HERE AT EXPERT BUSINESS ADVICE, we receive numerous questions regarding the way terms and phrases are thrown around in different industries and in everyday business. We recently received an inquiry from an individual who was interested in understanding the difference between sales and marketing. On the onset, most people would probably say, “Duh—sales is sales and marketing is marketing.” This individual was probably referencing the fact that sales and marketing are commonly used together, thus, this particular individual, when asking what the difference between sales and marketing is, is most likely looking for clarity as to why they are always referenced together.  Rather than discuss the obvious differences between sales and marketing, let’s focus instead on the real question: how sales and marketing are interrelated and how, without one, the other would probably fail.

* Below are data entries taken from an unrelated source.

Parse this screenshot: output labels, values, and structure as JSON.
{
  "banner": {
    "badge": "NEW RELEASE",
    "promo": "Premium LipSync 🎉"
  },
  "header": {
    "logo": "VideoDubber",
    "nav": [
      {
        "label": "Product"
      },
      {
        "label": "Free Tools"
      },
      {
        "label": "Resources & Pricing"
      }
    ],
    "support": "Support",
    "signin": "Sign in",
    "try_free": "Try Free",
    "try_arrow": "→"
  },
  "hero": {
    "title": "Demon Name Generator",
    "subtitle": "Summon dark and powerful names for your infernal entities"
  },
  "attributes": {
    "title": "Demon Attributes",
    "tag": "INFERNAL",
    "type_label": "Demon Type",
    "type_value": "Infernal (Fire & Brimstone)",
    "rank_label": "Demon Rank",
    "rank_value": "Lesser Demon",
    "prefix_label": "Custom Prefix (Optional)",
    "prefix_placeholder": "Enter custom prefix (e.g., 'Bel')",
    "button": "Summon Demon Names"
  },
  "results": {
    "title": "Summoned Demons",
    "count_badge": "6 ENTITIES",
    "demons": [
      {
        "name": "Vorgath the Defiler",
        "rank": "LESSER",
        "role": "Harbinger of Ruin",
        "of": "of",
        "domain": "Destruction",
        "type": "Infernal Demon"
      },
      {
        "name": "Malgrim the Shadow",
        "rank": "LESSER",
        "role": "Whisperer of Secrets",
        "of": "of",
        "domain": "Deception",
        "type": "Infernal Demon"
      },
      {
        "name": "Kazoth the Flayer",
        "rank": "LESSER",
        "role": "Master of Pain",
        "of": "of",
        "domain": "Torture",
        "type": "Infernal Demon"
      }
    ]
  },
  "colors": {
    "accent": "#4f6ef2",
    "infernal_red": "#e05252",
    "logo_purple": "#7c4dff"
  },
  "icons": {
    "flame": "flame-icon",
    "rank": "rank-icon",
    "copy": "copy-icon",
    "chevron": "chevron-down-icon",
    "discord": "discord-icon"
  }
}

Sales and marketing are two segments of the business community that work hand-in-hand with one another.  The marketing efforts of a business typically bridge the gap for the company to sell to consumers. If the first time a consumer hears about a product is when someone is trying to sell it, they probably won’t buy it. Marketing is an extremely important step in the process of bringing a product or service to market and ultimately selling that product or service to the end user. Typically, when a small start-up business, small business, or corporation sets out to develop and sell a new product in an industry, they have to have a marketing budget prior to selling any products or services. This is where the phrase, “you have to spend money to make money” comes from. 
Organizations of all sizes have to deal with this dilemma on a regular basis because marketing not only includes the introducing of the product to the consumer, but also includes the process of developing a brand, conducting market research, beta testing, and holding trials. These types of expenses are incurred by all businesses. Entrepreneurs should remember, when creating a marketing plan, to budget for all of the appropriate expenses.  Now that the front-end loaded marketing expenses have been mentioned, understand that the next step is to implement a sales method. 
Sales can be handled in many ways. Some companies choose to engage in direct-selling. This is when the company sells its products or services directly to consumers through sales persons, electronic stores (websites), or storefronts. Other companies would rather partner with intermediaries, both nationally and internationally, to take charge of selling on their behalf. These intermediaries are commonly called distributors, wholesalers or brokers. Regardless of the way a business decides to sell its product or service, there is a heavy reliance on the marketing of that product to facilitate brand awareness, brand recognition, and trust. If the marketing departments' initiatives are executed correctly, they will yield a much greater sales conversion rate on all platforms in question. 
Similarly, if the sales of a product or service go well, the business will, in turn, have a larger marketing budget refueling the front-end of the entire process. While the literal differences between sales and marketing may be clear and unnecessary to explain, sales and marketing remain related and dependent on one another throughout the product or service’s lifecycle.